2 milioni di euro per sostenere i progetti dei comuni nelle città universitarie.  L'obiettivo del Ministero della Gioventù era incentivare i comuni sede di università a investire in servizi per gli studenti: dalle residenze alle mense, alla mobilità, perché il diritto allo studio non rimanga solo un mucchio di belle parole sulla carta.


25.jpgI comuni di Torino, Reggio Calabria, Roma, Napoli, Siena, Varese sono stati ammessi al co-finanziamento totale o parziale.
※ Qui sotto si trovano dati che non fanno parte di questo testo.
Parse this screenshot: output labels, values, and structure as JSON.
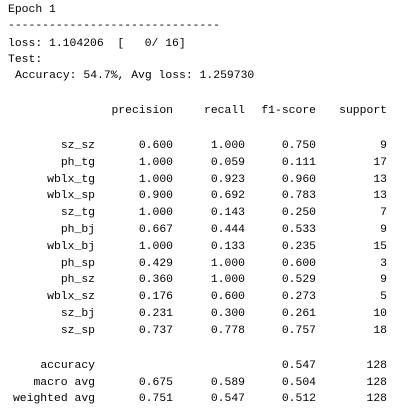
{
  "console": {
    "epoch": "Epoch 1",
    "separator": "-------------------------------",
    "loss_line": "loss: 1.104206  [   0/ 16]",
    "test_label": "Test:",
    "test_result": "Accuracy: 54.7%, Avg loss: 1.259730"
  },
  "report": {
    "columns": [
      "precision",
      "recall",
      "f1-score",
      "support"
    ],
    "rows": [
      [
        "sz_sz",
        "0.600",
        "1.000",
        "0.750",
        "9"
      ],
      [
        "ph_tg",
        "1.000",
        "0.059",
        "0.111",
        "17"
      ],
      [
        "wblx_tg",
        "1.000",
        "0.923",
        "0.960",
        "13"
      ],
      [
        "wblx_sp",
        "0.900",
        "0.692",
        "0.783",
        "13"
      ],
      [
        "sz_tg",
        "1.000",
        "0.143",
        "0.250",
        "7"
      ],
      [
        "ph_bj",
        "0.667",
        "0.444",
        "0.533",
        "9"
      ],
      [
        "wblx_bj",
        "1.000",
        "0.133",
        "0.235",
        "15"
      ],
      [
        "ph_sp",
        "0.429",
        "1.000",
        "0.600",
        "3"
      ],
      [
        "ph_sz",
        "0.360",
        "1.000",
        "0.529",
        "9"
      ],
      [
        "wblx_sz",
        "0.176",
        "0.600",
        "0.273",
        "5"
      ],
      [
        "sz_bj",
        "0.231",
        "0.300",
        "0.261",
        "10"
      ],
      [
        "sz_sp",
        "0.737",
        "0.778",
        "0.757",
        "18"
      ]
    ],
    "summary": [
      [
        "accuracy",
        null,
        null,
        "0.547",
        "128"
      ],
      [
        "macro avg",
        "0.675",
        "0.589",
        "0.504",
        "128"
      ],
      [
        "weighted avg",
        "0.751",
        "0.547",
        "0.512",
        "128"
      ]
    ]
  }
}
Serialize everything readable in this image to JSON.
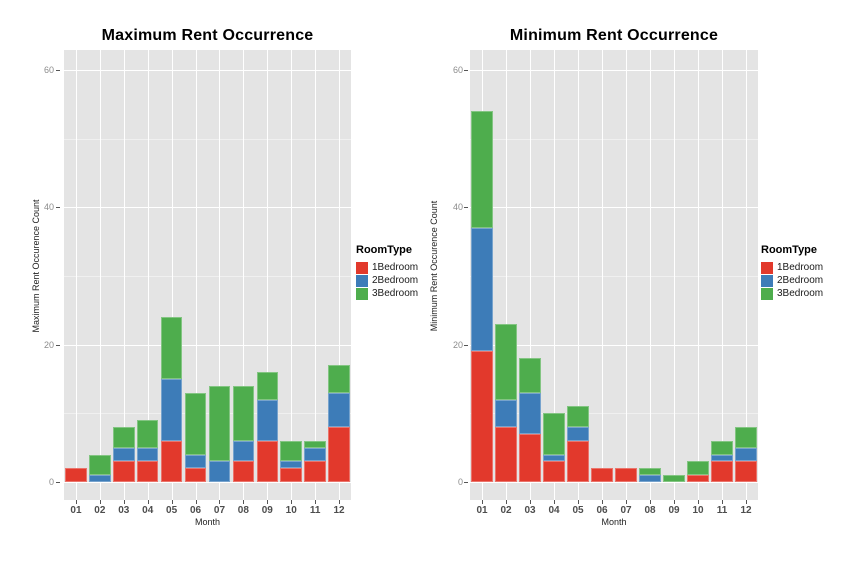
{
  "page": {
    "background": "#FFFFFF",
    "panel_background": "#E4E4E4",
    "grid_major_color": "#FFFFFF",
    "grid_minor_color": "#F0F0F0"
  },
  "chart_data": [
    {
      "type": "bar",
      "stacked": true,
      "title": "Maximum Rent Occurrence",
      "xlabel": "Month",
      "ylabel": "Maximum Rent Occurence Count",
      "legend_title": "RoomType",
      "legend_position": "right",
      "grid": true,
      "categories": [
        "01",
        "02",
        "03",
        "04",
        "05",
        "06",
        "07",
        "08",
        "09",
        "10",
        "11",
        "12"
      ],
      "yticks": [
        0,
        20,
        40,
        60
      ],
      "yticks_minor": [
        10,
        30,
        50
      ],
      "ylim": [
        0,
        63
      ],
      "series": [
        {
          "name": "1Bedroom",
          "color": "#E2392C",
          "values": [
            2,
            0,
            3,
            3,
            6,
            2,
            0,
            3,
            6,
            2,
            3,
            8
          ]
        },
        {
          "name": "2Bedroom",
          "color": "#3D7CB8",
          "values": [
            0,
            1,
            2,
            2,
            9,
            2,
            3,
            3,
            6,
            1,
            2,
            5
          ]
        },
        {
          "name": "3Bedroom",
          "color": "#4EAD4D",
          "values": [
            0,
            3,
            3,
            4,
            9,
            9,
            11,
            8,
            4,
            3,
            1,
            4
          ]
        }
      ]
    },
    {
      "type": "bar",
      "stacked": true,
      "title": "Minimum Rent Occurrence",
      "xlabel": "Month",
      "ylabel": "Minimum Rent Occurence Count",
      "legend_title": "RoomType",
      "legend_position": "right",
      "grid": true,
      "categories": [
        "01",
        "02",
        "03",
        "04",
        "05",
        "06",
        "07",
        "08",
        "09",
        "10",
        "11",
        "12"
      ],
      "yticks": [
        0,
        20,
        40,
        60
      ],
      "yticks_minor": [
        10,
        30,
        50
      ],
      "ylim": [
        0,
        63
      ],
      "series": [
        {
          "name": "1Bedroom",
          "color": "#E2392C",
          "values": [
            19,
            8,
            7,
            3,
            6,
            2,
            2,
            0,
            0,
            1,
            3,
            3
          ]
        },
        {
          "name": "2Bedroom",
          "color": "#3D7CB8",
          "values": [
            18,
            4,
            6,
            1,
            2,
            0,
            0,
            1,
            0,
            0,
            1,
            2
          ]
        },
        {
          "name": "3Bedroom",
          "color": "#4EAD4D",
          "values": [
            17,
            11,
            5,
            6,
            3,
            0,
            0,
            1,
            1,
            2,
            2,
            3
          ]
        }
      ]
    }
  ]
}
Ai sei Comuni ammessi, dei 16 che hanno partecipato al progetto, si aggiunge il Comune de L'Aquila, che pur avendo partecipato, è stato escluso dal Bando e riceverà un finanziamento speciale dell'importo di 400mila euro senza dover sottostare all'obbligo di cofinanziamento.


Il merito, prima di tutto

L'azione del governo anche in questo caso è andata nella direzione di premiare i giovani più meritevoli e di garantire il pieno diritto allo studio grazie allo stanziamento di 135 milioni per borse di studio destinate a 180mila studenti, di 500 milioni destinati alla ricerca di qualità e di 75milioni destinati alle residenze universitarie.